Everything you hear in movies, television, and presentations is the product of sound design.

Synchronizing music, sound effects, narration, replacing dialogue – these are done in digital audio workstations and can be tailored for any situation. Snippets from one source can be incorporated into other productions, and it’s more impressive if done with care.

It’s sometimes overlooked, but I believe sound should be given as much attention as the copy and graphics.

Here’s an example from a video game I worked on – a pinball machine that was part of an interactive marketing project. We talked to the client about the sound elements, and they said “the programmer would add some blips and beeps.”

We worked up a demo using real pinball sound effects, and the difference was striking. Even though the graphics were identical, the blips and beeps made the interface feel cheap and insubstantial.
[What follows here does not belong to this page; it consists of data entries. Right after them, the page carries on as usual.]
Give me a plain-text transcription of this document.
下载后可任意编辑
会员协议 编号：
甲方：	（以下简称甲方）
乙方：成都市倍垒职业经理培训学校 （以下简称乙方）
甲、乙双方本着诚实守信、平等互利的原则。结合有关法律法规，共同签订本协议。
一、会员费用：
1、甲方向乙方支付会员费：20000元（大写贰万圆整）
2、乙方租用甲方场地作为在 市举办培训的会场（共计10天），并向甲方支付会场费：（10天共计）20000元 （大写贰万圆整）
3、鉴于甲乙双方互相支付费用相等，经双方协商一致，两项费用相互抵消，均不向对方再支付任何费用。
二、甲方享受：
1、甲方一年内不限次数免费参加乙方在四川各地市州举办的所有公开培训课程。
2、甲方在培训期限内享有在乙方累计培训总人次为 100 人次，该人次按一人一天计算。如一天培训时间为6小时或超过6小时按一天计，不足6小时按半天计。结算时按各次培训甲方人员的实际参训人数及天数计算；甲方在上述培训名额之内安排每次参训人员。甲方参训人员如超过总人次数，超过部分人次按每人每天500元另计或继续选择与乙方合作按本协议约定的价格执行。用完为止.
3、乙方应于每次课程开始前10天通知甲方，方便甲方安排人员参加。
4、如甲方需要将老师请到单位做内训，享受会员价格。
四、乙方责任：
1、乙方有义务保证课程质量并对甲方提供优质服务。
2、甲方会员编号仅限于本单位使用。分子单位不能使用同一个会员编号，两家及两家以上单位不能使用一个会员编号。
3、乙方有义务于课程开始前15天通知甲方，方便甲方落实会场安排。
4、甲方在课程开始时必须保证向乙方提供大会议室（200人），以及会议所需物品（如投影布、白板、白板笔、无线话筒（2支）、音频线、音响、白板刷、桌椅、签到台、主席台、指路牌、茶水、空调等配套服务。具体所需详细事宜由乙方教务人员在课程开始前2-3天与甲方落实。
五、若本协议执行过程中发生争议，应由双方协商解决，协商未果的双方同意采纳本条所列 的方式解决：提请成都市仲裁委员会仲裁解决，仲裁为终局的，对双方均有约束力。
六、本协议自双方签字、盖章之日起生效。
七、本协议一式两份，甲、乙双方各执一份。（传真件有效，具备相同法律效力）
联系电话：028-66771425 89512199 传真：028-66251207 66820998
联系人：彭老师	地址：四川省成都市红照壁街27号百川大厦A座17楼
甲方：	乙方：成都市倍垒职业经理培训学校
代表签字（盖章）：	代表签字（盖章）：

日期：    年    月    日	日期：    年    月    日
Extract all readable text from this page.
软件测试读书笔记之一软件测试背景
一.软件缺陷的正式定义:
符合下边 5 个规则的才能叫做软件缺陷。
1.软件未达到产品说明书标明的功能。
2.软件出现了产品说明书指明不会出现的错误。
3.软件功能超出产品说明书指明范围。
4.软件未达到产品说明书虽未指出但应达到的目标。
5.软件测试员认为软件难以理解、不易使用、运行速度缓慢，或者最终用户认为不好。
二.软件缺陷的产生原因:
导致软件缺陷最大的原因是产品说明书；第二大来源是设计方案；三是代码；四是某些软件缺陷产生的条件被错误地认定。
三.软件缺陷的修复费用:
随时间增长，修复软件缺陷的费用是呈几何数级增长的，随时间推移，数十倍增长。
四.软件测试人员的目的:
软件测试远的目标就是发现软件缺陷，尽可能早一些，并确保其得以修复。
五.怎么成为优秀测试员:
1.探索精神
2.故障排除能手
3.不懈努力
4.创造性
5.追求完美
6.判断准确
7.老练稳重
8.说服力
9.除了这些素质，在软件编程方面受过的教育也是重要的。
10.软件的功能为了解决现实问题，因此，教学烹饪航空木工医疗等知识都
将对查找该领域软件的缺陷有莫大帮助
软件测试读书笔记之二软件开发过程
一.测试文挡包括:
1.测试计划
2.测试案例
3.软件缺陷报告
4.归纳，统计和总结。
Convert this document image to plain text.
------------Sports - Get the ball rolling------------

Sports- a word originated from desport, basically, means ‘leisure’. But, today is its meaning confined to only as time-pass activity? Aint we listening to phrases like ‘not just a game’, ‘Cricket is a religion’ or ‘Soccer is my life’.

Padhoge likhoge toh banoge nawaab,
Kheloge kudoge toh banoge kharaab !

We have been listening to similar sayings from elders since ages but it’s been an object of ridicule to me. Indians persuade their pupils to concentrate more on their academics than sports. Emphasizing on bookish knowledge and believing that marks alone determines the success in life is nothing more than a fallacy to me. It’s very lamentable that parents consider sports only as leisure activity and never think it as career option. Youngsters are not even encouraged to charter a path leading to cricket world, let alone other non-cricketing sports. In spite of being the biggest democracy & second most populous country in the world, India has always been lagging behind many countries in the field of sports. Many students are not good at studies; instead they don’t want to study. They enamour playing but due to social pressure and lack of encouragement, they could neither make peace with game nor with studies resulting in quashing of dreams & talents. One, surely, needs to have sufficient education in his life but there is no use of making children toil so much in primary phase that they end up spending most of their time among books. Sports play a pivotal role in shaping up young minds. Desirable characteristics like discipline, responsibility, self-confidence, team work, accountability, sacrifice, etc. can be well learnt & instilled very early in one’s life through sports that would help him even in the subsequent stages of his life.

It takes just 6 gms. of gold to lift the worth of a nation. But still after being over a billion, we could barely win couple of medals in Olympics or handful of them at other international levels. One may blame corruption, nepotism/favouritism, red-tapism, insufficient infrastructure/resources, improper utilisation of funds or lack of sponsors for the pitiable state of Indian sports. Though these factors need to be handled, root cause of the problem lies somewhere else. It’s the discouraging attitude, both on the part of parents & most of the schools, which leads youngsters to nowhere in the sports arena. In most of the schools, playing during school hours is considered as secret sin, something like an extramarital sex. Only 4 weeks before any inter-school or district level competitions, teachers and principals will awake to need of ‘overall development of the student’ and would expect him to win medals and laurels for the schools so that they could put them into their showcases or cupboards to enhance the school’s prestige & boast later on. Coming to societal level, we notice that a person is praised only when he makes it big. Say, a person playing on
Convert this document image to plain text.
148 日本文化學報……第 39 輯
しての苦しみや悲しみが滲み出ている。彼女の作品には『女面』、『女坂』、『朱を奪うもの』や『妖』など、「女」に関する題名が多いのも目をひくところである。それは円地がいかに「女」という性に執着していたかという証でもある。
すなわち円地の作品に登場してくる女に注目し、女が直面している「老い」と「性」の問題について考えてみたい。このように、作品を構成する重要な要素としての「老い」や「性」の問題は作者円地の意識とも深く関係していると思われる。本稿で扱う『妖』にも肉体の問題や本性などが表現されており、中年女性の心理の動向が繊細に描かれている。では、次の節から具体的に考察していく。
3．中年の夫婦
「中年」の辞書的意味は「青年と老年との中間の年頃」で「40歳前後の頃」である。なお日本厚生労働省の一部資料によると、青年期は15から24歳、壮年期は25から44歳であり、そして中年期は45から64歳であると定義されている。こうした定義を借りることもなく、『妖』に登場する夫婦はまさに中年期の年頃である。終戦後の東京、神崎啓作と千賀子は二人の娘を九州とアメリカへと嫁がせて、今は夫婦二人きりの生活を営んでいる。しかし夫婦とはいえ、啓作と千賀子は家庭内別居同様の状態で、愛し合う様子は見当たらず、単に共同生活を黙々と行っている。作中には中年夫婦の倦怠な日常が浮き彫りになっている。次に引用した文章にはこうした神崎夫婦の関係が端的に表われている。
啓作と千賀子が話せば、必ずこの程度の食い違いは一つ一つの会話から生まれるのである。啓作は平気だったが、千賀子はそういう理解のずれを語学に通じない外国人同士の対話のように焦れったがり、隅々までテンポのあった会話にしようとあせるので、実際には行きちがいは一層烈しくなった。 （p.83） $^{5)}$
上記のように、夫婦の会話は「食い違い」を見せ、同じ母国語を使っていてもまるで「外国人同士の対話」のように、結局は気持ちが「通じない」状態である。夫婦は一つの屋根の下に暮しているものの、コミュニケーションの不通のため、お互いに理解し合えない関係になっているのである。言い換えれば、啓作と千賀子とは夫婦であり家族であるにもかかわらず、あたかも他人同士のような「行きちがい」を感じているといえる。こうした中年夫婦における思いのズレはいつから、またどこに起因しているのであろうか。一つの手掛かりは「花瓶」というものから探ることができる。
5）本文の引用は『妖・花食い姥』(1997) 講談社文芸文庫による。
The authentic sounds boosted the game far beyond its previous form.

Now this one is near and dear to my heart.

I’ve been a songwriter, composer, and producer for years, and always love the opportunity to create new music.

Here’s one recent example, a pop single recorded and mixed at One Big Production:

I’ve written, collaborated, arranged, performed, and produced music in many genres to suit the mood of the project.

Beachy, futuristic, classical, industrial – anything can pop up when you’re working on corporate presentations, promo videos, radio spots, or web animations.

I composed and produced a suite of string and piano music for the White House Historical Association’s virtual tours of the White House and grounds. That site, built and animated by Inheritage.org, made the Forbes Best of the Web for several years running.

Sometimes third party music is called for, and I’ve placed plenty of that as well. Royalty-free music is made in every conceivable form, and it can help boost a production.

What’s almost as good as giving a presentation in person? Presenting remotely on demand.

That’s only one way voiceover can be used, and it’s an intriguing one.

The ideal thing would be to capture the presentation live, but that’s not always possible.

Then there’s the webinar-style reading along with the presentation method, but the conditions aren’t favorable. It also picks up a lot of unwanted noise and long silences. 

A presentation, especially a high-level one, can benefit greatly from having the presenter or a professional voice actor read the script. Then it’s edited and placed just-so into the program.

That’s the kind of thing you can show live at the conference, or bundle it up as a video and send it anywhere.

Non-linear editing changed my life.

I had been working to learn audio editing the old way, on reel-to-reel tape. The day I saw that you could move sound file regions around on the screen, I knew immediately that’s where I wanted to be.

I first started using Pro Tools in 1997, working on video and interactive projects. Pro Tools has long been industry standard for producing audio, and that was my primary audio workstation for many years until Logic Pro X arrived. I picked it up, and it’s been my tool of choice for several years now.

Both are formidable programs, and which to use depends on the project. I can accept and export files in any format we’re likely to see.

The most important thing – in fact, the only thing that matters – is what comes out of the speakers.

If that helps make a presentation better, then either one was the right choice.